Sunday 4 January 2004

ETHNIC CLEANSING (Andrew Jackson Style)

RHAPSODY Link

"A little night music" (sorry Amadeus); my compilation of Pet Shop Boys' "West End Girls"; was just the bit of emotional escape I needed THIS SAT night in particular. I was born in the tiny scrap (a few counties) of NE Oklahoma left to Cherokee after U.S. President Andrew Jackson's inglorious statement that "The only good Indian is a dead Indian"; and his order of the forced march in the harsh mid-winter of 1838 of the only N.A. indigenous tribe with a written constitution and extremely literate population. My ancestors there (in a good fraction of what now makes up the U.S. states of Georgia, Alabama, and Tennessee); had the misfortune of being in a position to embarrass the US image of the "savage" and worse to stand in the path of some vainglorious notion they call "manifest destiny". The truth of that 19th century "ethnic cleansing" is as shamefull as it is "whitewashed" in the historical record. Men, women and children were forced by the might of the US Army to abandon their homeland of thousands of years standing and hearded into pens like cattle or sheep for preparation for their forced march to the section of Indian Territory assigned them. More than 30% of those that walked the "The Trail Where They Cried" died on the way. As accorded by Cherokee tradition, those who died on the path could not be buried in an unknown and unmarked place so their bodies were carried in the arms of their mother, fathers, brothers, and sisters. It is tradition that nobody can take from you what you do not allow them access to. The Cherokee along that path refused to look the armed soldiers in the eye and thus allow them to take anything of their immortal spirit. Also inconvenient to historical US record is the fact that within 20 years of that monstrous and criminal "ethnic cleansing"; the Cherokee were generally agreed to be among the most literate of peoples on earth and regained some affluence in what many considered worthless land. Taking nothing away from the sensible claim of multi-ethnic origins of modern Quebec; Cherokee government and all public periodicals were published in both Cherokee and English simultaneously and a large fraction of the people were literate in both.

Saturday 3 January 2004

Blur's Parklife Playlist [My current playlist] Linked [directly (if you subscribe)] to the excellent and massive Rhapsody Music Service

RHAPSODY Link

SAT WITH BLUR

You just can't do 'cheery' better than Blur did in 1994 with Parklife (Album) so i'm listening yet once more to the realease that made me fall in love with Blur.
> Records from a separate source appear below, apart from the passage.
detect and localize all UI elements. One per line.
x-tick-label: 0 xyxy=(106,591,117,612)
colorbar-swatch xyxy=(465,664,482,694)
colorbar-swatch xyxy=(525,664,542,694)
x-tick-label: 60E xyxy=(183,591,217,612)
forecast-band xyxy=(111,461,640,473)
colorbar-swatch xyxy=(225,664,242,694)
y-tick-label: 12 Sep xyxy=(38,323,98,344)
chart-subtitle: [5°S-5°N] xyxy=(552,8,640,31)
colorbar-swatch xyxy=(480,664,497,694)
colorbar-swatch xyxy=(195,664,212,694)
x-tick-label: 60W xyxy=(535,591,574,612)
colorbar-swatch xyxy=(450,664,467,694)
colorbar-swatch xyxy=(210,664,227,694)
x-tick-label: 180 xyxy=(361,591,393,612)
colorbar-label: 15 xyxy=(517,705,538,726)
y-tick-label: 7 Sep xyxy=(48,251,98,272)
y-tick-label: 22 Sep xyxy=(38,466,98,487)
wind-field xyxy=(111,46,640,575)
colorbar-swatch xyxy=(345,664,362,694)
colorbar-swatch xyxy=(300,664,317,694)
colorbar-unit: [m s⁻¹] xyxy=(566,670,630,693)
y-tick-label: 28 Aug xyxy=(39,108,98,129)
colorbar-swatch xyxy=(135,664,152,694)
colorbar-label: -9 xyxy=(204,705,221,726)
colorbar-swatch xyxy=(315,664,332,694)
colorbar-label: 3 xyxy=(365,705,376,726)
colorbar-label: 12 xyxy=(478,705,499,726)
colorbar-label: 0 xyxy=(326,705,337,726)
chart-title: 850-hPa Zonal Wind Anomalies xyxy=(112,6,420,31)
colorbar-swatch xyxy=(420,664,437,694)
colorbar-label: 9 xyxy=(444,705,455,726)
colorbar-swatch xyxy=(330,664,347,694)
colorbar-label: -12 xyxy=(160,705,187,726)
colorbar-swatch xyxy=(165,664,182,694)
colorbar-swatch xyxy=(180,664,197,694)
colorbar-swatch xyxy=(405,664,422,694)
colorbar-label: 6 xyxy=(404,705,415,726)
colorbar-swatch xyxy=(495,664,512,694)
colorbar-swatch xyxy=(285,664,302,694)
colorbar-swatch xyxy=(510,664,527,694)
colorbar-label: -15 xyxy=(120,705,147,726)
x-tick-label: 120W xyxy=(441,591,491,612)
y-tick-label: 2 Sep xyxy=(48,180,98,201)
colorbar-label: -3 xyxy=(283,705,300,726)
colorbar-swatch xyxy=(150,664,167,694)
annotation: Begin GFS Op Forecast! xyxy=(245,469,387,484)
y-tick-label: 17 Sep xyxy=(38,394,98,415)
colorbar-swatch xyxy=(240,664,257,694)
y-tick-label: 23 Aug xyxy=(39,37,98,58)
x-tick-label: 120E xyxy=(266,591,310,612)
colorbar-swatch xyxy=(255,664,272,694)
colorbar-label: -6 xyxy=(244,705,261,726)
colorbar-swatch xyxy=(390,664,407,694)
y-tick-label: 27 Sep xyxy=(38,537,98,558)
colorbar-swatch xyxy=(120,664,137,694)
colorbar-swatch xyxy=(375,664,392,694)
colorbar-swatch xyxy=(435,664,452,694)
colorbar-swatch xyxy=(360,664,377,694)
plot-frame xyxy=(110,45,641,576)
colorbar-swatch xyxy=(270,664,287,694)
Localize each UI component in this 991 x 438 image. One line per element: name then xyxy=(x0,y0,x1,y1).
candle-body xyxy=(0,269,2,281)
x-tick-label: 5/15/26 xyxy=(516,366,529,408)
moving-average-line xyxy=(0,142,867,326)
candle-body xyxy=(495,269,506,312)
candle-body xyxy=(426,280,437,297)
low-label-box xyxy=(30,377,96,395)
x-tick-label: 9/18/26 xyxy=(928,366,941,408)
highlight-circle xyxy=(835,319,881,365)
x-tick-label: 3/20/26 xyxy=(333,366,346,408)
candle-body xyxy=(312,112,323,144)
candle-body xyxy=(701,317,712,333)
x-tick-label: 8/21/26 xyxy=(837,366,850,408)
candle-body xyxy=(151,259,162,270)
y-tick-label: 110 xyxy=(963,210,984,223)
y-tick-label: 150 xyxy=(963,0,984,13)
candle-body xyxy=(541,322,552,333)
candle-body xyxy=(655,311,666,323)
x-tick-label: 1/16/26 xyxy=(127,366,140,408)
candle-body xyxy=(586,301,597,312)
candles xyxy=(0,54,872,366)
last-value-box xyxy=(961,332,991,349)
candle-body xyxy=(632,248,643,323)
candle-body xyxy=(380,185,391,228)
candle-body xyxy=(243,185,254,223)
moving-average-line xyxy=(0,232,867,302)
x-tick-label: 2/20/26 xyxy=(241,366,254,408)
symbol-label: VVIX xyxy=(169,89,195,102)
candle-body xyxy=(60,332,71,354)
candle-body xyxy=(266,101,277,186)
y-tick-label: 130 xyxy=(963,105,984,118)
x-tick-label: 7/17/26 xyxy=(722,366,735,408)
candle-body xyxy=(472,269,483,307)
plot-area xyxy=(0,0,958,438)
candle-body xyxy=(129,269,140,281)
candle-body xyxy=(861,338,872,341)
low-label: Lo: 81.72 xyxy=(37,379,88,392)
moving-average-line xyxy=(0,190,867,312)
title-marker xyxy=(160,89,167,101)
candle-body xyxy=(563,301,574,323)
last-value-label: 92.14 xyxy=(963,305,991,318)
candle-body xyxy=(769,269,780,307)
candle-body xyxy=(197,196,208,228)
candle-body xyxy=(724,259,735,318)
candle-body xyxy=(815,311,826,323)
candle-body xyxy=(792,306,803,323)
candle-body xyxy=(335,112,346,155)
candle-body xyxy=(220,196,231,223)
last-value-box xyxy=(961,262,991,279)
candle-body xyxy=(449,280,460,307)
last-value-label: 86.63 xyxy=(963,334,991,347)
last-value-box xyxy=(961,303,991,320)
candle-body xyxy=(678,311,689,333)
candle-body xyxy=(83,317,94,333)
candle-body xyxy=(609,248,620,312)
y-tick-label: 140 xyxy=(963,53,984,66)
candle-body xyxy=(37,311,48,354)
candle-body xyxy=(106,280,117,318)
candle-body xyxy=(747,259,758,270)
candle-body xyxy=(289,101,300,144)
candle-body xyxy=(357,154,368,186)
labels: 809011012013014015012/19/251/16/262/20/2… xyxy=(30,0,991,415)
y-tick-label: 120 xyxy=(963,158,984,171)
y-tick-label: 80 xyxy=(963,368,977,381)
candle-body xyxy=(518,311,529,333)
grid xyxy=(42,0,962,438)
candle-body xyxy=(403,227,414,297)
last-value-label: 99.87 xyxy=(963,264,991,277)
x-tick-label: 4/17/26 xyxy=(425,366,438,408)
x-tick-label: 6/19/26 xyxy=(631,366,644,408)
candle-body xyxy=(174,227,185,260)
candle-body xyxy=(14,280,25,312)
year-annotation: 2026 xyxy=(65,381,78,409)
I've a huge admiration for the patient, artistically honest and endlessly creative Damon, Alex and Graham (et.al.)

The socially progressive causes this band and these great guys do like lobby'in the Brit MP's over human rights and humanity in general is unhappily not very well recognised. They don't get paid for this work; from my own advocacy work; i know they're doing it from the heart. Cheers Guys!
(may you have the freedom to work so long as you feel like the "magic is there"!